Llega el calor, y también la eterna pregunta: ¿cuánto consume de más un coche con el aire acondicionado puesto?

El aire acondicionado encendido aumenta el consumo de combustible, pero abrir las ventanillas del vehículo no siempre es la mejor alternativa. Sube entre un 5 y un 20%.
España salta de una ola de calor a otra desde las últimas semanas, y el aire acondicionado del coche se ha convertido en un elemento casi imprescindible para los conductores. El vehículo puede alcanzar los 50 grados tan solo unos minutos al sol.
Los expertos han advertido en numerosas ocasiones: abusar del aire acondicionado puede aumentar considerablemente el uso de combustible. La solución para muchos es abrir las ventanillas, pero también tiene sus consecuencias.

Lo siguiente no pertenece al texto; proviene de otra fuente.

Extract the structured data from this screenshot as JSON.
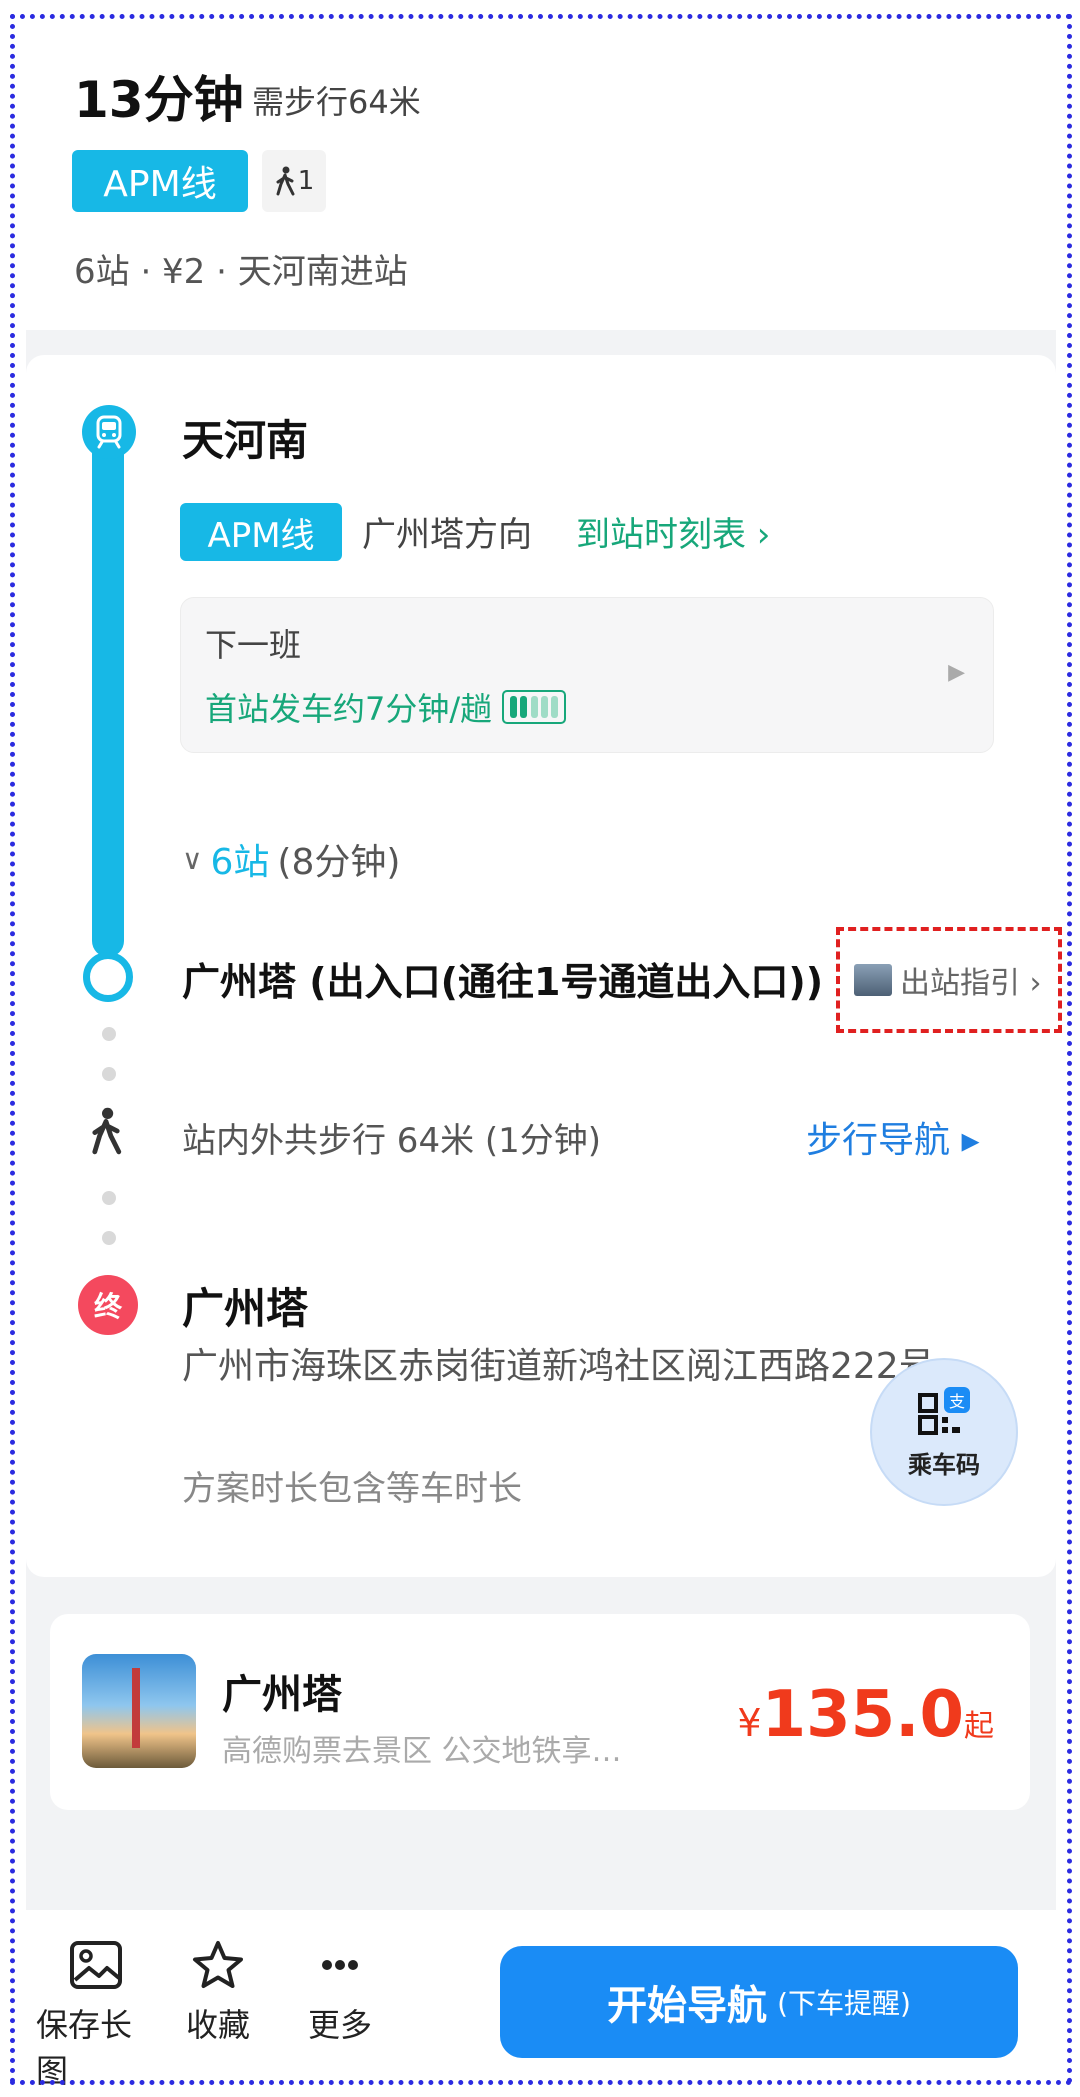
{
  "summary": {
    "duration": "13分钟",
    "walk_note": "需步行64米",
    "line_label": "APM线",
    "walk_count": "1",
    "meta": "6站 · ¥2 · 天河南进站"
  },
  "route": {
    "start_station": "天河南",
    "line_label": "APM线",
    "direction": "广州塔方向",
    "timetable_link": "到站时刻表 ›",
    "next_label": "下一班",
    "next_info": "首站发车约7分钟/趟",
    "stops_count": "6站",
    "stops_duration": "(8分钟)",
    "exit_station": "广州塔 (出入口(通往1号通道出入口))",
    "exit_guide": "出站指引 ›",
    "walk_text": "站内外共步行 64米 (1分钟)",
    "walk_nav": "步行导航 ▸",
    "end_badge": "终",
    "end_name": "广州塔",
    "end_address": "广州市海珠区赤岗街道新鸿社区阅江西路222号",
    "end_note": "方案时长包含等车时长"
  },
  "fab": {
    "label": "乘车码"
  },
  "attraction": {
    "name": "广州塔",
    "desc": "高德购票去景区 公交地铁享…",
    "currency": "¥",
    "price": "135.0",
    "price_suffix": "起"
  },
  "toolbar": {
    "save_label": "保存长图",
    "fav_label": "收藏",
    "more_label": "更多",
    "start_main": "开始导航",
    "start_sub": "(下车提醒)"
  },
  "colors": {
    "line": "#17b8e6",
    "accent_green": "#17a77a",
    "link_blue": "#1f7ee0",
    "price_red": "#f03a1c",
    "primary_button": "#1a8cf5",
    "end_badge": "#f4495e"
  }
}
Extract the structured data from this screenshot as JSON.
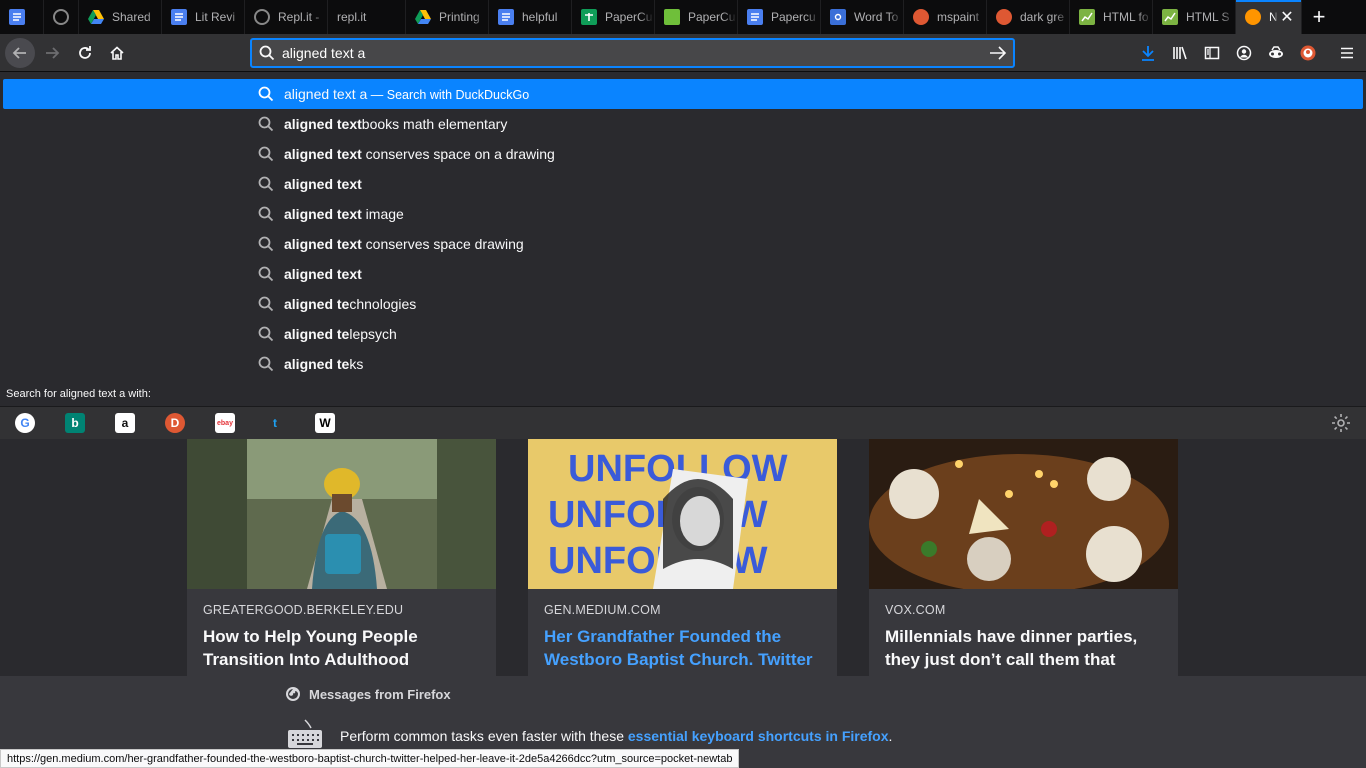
{
  "tabs": [
    {
      "label": "",
      "icon": "google-docs-icon",
      "color": "#4a7ff0"
    },
    {
      "label": "",
      "icon": "replit-icon",
      "color": "#888888"
    },
    {
      "label": "Shared",
      "icon": "google-drive-icon",
      "color": "#f4b400"
    },
    {
      "label": "Lit Revi",
      "icon": "google-docs-icon",
      "color": "#4a7ff0"
    },
    {
      "label": "Repl.it -",
      "icon": "replit-icon",
      "color": "#888888"
    },
    {
      "label": "repl.it",
      "icon": "",
      "color": ""
    },
    {
      "label": "Printing",
      "icon": "google-drive-icon",
      "color": "#f4b400"
    },
    {
      "label": "helpful",
      "icon": "google-docs-icon",
      "color": "#4a7ff0"
    },
    {
      "label": "PaperCu",
      "icon": "google-sheets-icon",
      "color": "#0f9d58"
    },
    {
      "label": "PaperCu",
      "icon": "papercut-icon",
      "color": "#6fbf3a"
    },
    {
      "label": "Papercu",
      "icon": "google-docs-icon",
      "color": "#4a7ff0"
    },
    {
      "label": "Word To",
      "icon": "gear-icon",
      "color": "#3a6fd8"
    },
    {
      "label": "mspaint",
      "icon": "duckduckgo-icon",
      "color": "#de5833"
    },
    {
      "label": "dark gre",
      "icon": "duckduckgo-icon",
      "color": "#de5833"
    },
    {
      "label": "HTML fo",
      "icon": "chart-icon",
      "color": "#7cb342"
    },
    {
      "label": "HTML S",
      "icon": "chart-icon",
      "color": "#7cb342"
    },
    {
      "label": "New",
      "icon": "firefox-icon",
      "color": "#ff9500",
      "active": true
    }
  ],
  "urlbar": {
    "value": "aligned text a"
  },
  "suggestions": [
    {
      "bold": "aligned text a",
      "rest": "",
      "action": "Search with DuckDuckGo",
      "sep": "—"
    },
    {
      "bold": "aligned text",
      "rest": "books math elementary"
    },
    {
      "bold": "aligned text",
      "rest": " conserves space on a drawing"
    },
    {
      "bold": "aligned text",
      "rest": ""
    },
    {
      "bold": "aligned text",
      "rest": " image"
    },
    {
      "bold": "aligned text",
      "rest": " conserves space drawing"
    },
    {
      "bold": "aligned text",
      "rest": ""
    },
    {
      "bold": "aligned te",
      "rest": "chnologies"
    },
    {
      "bold": "aligned te",
      "rest": "lepsych"
    },
    {
      "bold": "aligned te",
      "rest": "ks"
    }
  ],
  "oneoff": {
    "label": "Search for aligned text a with:",
    "engines": [
      {
        "name": "google",
        "glyph": "G",
        "bg": "#ffffff",
        "fg": "#4285f4"
      },
      {
        "name": "bing",
        "glyph": "b",
        "bg": "#008373",
        "fg": "#ffffff"
      },
      {
        "name": "amazon",
        "glyph": "a",
        "bg": "#ffffff",
        "fg": "#111111"
      },
      {
        "name": "duckduckgo",
        "glyph": "D",
        "bg": "#de5833",
        "fg": "#ffffff"
      },
      {
        "name": "ebay",
        "glyph": "ebay",
        "bg": "#ffffff",
        "fg": "#e53238"
      },
      {
        "name": "twitter",
        "glyph": "t",
        "bg": "transparent",
        "fg": "#1da1f2"
      },
      {
        "name": "wikipedia",
        "glyph": "W",
        "bg": "#ffffff",
        "fg": "#000000"
      }
    ]
  },
  "cards": [
    {
      "source": "GREATERGOOD.BERKELEY.EDU",
      "title": "How to Help Young People Transition Into Adulthood",
      "link": false
    },
    {
      "source": "GEN.MEDIUM.COM",
      "title": "Her Grandfather Founded the Westboro Baptist Church. Twitter Helped Her Leave It",
      "link": true,
      "image_text": "UNFOLLOW"
    },
    {
      "source": "VOX.COM",
      "title": "Millennials have dinner parties, they just don’t call them that",
      "link": false
    }
  ],
  "messages": {
    "heading": "Messages from Firefox",
    "text": "Perform common tasks even faster with these ",
    "link": "essential keyboard shortcuts in Firefox",
    "end": "."
  },
  "status_url": "https://gen.medium.com/her-grandfather-founded-the-westboro-baptist-church-twitter-helped-her-leave-it-2de5a4266dcc?utm_source=pocket-newtab"
}
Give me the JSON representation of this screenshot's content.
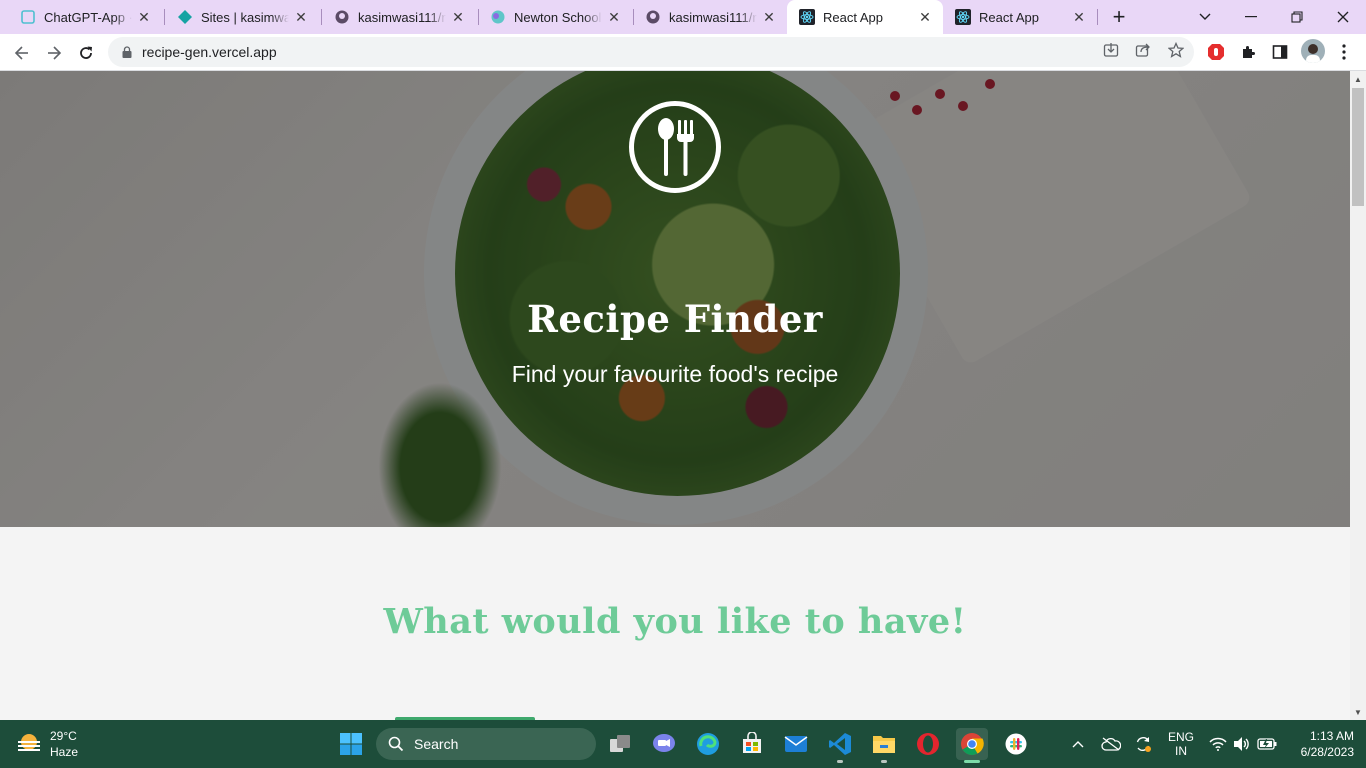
{
  "browser": {
    "tabs": [
      {
        "title": "ChatGPT-App · V",
        "favicon": "chatgpt-app-icon"
      },
      {
        "title": "Sites | kasimwasi1",
        "favicon": "netlify-icon"
      },
      {
        "title": "kasimwasi111/my",
        "favicon": "github-icon"
      },
      {
        "title": "Newton School",
        "favicon": "newton-school-icon"
      },
      {
        "title": "kasimwasi111/re",
        "favicon": "github-icon"
      },
      {
        "title": "React App",
        "favicon": "react-icon",
        "active": true
      },
      {
        "title": "React App",
        "favicon": "react-icon"
      }
    ],
    "url": "recipe-gen.vercel.app"
  },
  "hero": {
    "title": "Recipe Finder",
    "subtitle": "Find your favourite food's recipe",
    "logo": "spoon-fork-icon"
  },
  "main": {
    "heading": "What would you like to have!"
  },
  "taskbar": {
    "weather_temp": "29°C",
    "weather_desc": "Haze",
    "search_label": "Search",
    "lang_line1": "ENG",
    "lang_line2": "IN",
    "time": "1:13 AM",
    "date": "6/28/2023"
  },
  "colors": {
    "tabstrip": "#e9d7f7",
    "heading_green": "#6ecb98",
    "taskbar": "#1d4d3a"
  }
}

El aire acondicionado a examen
Los sistemas de climatización han ido evolucionando con el paso del tiempo hacia modelos cada vez más eficientes, pero es indudable que aumentan el consumo de combustible. Los modelos más inteligentes con la posibilidad de ajustar la temperatura de manera bizona, trizona o hasta de cuatro tampoco se libran.
El principio sigue siendo el mismo: toman el aire caliente del exterior, lo enfrían y lo introducen en el habitáculo. A esto se suma el propio calor generado por el rozamiento de las piezas, el motor y las pérdidas.
El consumo se traduce en un gasto de combustible para los motores de combustión, o bien de electricidad o gas para otras alternativas. El mayor sobrecoste se debe al uso del compresor, encargado de aspirar el gas refrigerante y comprimirlo sometiéndolo a presión, lo que sube la temperatura.
Además, el compresor se acopla al giro del motor mediante una correa. Este sistema aprovecha la fuerza del propulsor del coche, así que es inevitable que consuma más energía.
Un aumento del consumo entre un 5 y 20%
El consumo de un vehículo con el aire acondicionado encendido puede aumentar entre un 5% para los modelos más eficiente y un 20% en el peor de los casos. Esto supone un par de décimas y un litro cada los 100 kilómetros.
El consumo de aire acondicionado tendría que medirse en horas, en función del tiempo que esté funcionando el compresor. Los modelos más eficientes apagarán este aparato cuando detecten que no es necesario seguir enfriando el aire para ahorrar combustible, luego lo volverán a encender.
Si la temperatura del interior del vehículo es de 40 ºC y quieres bajar a los 25 ºC, necesitarás menos tiempo que si la quieres bajar a 20 ºC. Los números son simples: cuanto menos tiempo emplees el compresor, menos sobrecoste tendrás.
El uso del aire acondicionado también ocasiona una ligera disminución de la potencia del motor, resta de media entre 2 y 15 CV. Este cambio se aprecia más en coches menos potentes y apenas se notará a partir de los 110 CV.
Abrir la ventana también aumenta el consumo
El típico truco de abrir las ventanillas solo empeora la aerodinámica del coche. El aire termina entrando en el habitáculo y lo frena, así que el motor tiene que hacer más esfuerzo y el consumo de combustible aumenta.
El efecto es tan grande que entre 80 y 90 km/h, consume más llevar las ventanillas bajadas que conducir con el aire acondicionado encendido. El ahorro sí que se podría notar en ciudad a baja velocidad.